Les Saint-Pierrais sont des artistes. Dans chaque maison, on trouve un violon pendu au mur à côté du fusil. J’ai été invitée à un concert improvisé. Un jeune homme et sa sœur m’ont joué les vieilles chansons de Théodore Botrel, des quadrilles et des valses et pour finir la marche de la légion du général de Gaulle.

Dans les écoles, fondées par les sœurs de Cluny en 1826, j’ai retrouvé les livres de mon enfance. Aux murs étaient fixées de grandes cartes de France, au tableau noir se trouvaient inscrites à la craie ces terribles multiplications à cinq chiffres, que je redou­tais tant !
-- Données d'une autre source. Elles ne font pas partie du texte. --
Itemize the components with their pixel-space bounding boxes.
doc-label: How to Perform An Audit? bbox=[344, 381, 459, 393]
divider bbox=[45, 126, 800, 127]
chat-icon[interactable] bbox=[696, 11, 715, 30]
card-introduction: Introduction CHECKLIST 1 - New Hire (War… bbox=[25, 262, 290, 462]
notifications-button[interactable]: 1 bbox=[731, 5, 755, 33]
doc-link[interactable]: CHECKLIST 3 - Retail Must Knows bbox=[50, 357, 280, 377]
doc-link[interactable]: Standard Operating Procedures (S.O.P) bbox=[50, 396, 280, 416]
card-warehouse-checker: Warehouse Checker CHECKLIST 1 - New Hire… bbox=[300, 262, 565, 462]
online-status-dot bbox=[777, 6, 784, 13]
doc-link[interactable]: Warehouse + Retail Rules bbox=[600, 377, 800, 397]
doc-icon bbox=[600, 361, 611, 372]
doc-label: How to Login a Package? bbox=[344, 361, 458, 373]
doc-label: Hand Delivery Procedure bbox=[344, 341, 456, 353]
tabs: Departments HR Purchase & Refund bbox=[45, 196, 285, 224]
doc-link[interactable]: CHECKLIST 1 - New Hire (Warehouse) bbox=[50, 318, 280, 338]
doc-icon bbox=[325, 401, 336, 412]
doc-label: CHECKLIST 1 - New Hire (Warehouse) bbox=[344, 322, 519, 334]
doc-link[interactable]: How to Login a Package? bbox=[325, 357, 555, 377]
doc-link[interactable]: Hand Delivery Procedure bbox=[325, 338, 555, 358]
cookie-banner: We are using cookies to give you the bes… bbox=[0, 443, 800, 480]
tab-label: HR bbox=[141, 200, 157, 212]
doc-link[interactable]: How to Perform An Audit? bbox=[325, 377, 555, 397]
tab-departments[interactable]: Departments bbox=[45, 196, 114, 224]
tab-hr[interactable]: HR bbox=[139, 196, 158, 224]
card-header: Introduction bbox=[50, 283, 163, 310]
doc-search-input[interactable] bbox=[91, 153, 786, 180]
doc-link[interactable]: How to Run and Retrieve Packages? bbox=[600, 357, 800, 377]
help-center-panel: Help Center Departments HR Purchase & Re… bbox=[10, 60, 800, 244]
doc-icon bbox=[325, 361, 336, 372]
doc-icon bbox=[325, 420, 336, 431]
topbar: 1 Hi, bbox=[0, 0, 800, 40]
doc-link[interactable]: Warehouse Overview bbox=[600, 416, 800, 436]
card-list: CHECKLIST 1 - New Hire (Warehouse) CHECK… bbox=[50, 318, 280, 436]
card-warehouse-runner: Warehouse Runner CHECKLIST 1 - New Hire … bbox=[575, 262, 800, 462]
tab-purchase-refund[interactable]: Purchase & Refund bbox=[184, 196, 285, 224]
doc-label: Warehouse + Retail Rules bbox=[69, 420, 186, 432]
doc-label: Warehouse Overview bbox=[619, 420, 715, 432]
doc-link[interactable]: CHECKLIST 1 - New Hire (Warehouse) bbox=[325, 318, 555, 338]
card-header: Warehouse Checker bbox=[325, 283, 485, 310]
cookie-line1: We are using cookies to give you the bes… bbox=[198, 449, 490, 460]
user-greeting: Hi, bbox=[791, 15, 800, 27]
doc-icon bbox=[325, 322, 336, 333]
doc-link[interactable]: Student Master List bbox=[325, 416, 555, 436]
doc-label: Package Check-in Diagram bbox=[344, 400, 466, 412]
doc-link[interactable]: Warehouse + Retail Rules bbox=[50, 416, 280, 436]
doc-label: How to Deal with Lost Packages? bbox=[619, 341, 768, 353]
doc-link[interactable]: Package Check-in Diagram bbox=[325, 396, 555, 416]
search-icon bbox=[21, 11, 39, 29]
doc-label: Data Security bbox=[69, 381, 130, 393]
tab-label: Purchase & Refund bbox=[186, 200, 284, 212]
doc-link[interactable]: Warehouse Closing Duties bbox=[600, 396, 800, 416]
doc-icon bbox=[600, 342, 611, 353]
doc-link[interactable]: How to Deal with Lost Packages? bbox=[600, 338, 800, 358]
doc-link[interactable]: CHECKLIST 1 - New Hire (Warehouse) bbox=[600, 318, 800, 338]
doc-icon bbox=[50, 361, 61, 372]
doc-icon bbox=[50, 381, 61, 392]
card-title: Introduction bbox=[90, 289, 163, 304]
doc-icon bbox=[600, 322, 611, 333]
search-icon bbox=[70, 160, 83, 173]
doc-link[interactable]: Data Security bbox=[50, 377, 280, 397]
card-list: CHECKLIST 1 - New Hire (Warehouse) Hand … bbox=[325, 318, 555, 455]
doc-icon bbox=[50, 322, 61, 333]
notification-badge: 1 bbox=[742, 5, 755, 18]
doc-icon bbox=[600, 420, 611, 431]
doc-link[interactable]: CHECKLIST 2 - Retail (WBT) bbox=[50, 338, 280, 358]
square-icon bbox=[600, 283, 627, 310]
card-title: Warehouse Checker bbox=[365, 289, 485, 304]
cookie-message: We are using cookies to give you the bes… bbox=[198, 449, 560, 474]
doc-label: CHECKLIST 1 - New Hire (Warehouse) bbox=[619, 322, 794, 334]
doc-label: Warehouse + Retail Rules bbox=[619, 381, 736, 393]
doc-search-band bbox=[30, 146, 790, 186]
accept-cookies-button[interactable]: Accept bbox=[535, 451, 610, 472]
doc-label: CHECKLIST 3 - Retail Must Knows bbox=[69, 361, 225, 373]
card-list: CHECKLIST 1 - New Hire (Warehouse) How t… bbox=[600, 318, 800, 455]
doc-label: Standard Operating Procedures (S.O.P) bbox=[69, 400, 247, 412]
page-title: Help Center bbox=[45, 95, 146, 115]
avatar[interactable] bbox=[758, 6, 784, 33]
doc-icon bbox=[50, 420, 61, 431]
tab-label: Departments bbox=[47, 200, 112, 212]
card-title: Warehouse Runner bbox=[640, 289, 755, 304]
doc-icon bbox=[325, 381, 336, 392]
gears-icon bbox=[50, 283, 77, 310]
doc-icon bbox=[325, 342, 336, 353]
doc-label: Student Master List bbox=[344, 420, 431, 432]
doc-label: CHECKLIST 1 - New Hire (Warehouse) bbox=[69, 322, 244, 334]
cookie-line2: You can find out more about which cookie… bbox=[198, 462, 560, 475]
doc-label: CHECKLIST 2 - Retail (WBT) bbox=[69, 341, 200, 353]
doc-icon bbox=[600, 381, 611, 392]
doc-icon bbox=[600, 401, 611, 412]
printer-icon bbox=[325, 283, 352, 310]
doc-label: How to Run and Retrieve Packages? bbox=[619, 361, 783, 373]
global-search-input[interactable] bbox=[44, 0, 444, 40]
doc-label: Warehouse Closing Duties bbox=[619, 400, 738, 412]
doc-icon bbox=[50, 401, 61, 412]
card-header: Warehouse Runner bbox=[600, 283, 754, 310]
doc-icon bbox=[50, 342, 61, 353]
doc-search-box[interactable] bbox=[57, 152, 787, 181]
La vie s’est améliorée depuis l’arrivée des Français libres : les îles ont pris un nouvel essor. De la gazoline et du charbon ont été distribués aux familles pauvres, le prix du pain a baissé, le chômage a été réduit de 45 %. Un prêt de 250 000 francs a été consenti aux pêcheurs, un atelier de char­penterie-menuiserie a été ouvert.

Tant que nous serons dépositaires de cette parcelle de sol français, nous ferons tous nos efforts pour y maintenir le véritable esprit de la France. Nous n’aurons qu’à suivre la tradition, comme le prouve la réponse admirable que m’a faite une femme du peuple à laquelle j’ai appris la mort de son fils disparu à bord de l’une de nos cor­vettes récemment torpillée par l’ennemi :

« Mon seul regret, me dit-elle, c’est qu’il soit mort trop tôt, deux mois après son entrée dans la France Libre, car voyez-vous nous n’avons jamais été en France, mais nous savons bien qu’il vaut mieux mourir pour elle que de vivre tant qu’elle est occupée par les Allemands. »

Les Canadiens se passionnent pour l’af­faire de Saint-Pierre et prennent décidé­ment notre parti contre Roosevelt et le puissant Département d’Etat. De très bons jour­nalistes de langue anglaise : David Danton, pour le Standard, McConnel, pour le Star, défendent notre point de vue. Je suis invitée à Trois-Rivières : le maire, l’évêque, les jeunes et les journalistes me font bon accueil. A Québec, le cardinal me reçoit et m’interroge avec beaucoup d’intérêt, chez les Vanier je rencontre le général Tremblay et la dame de compagnie de la princesse Alice. Malgré les efforts désespérés du nou­veau consul de Vichy, M. Ricard, là aussi, la partie est gagnée.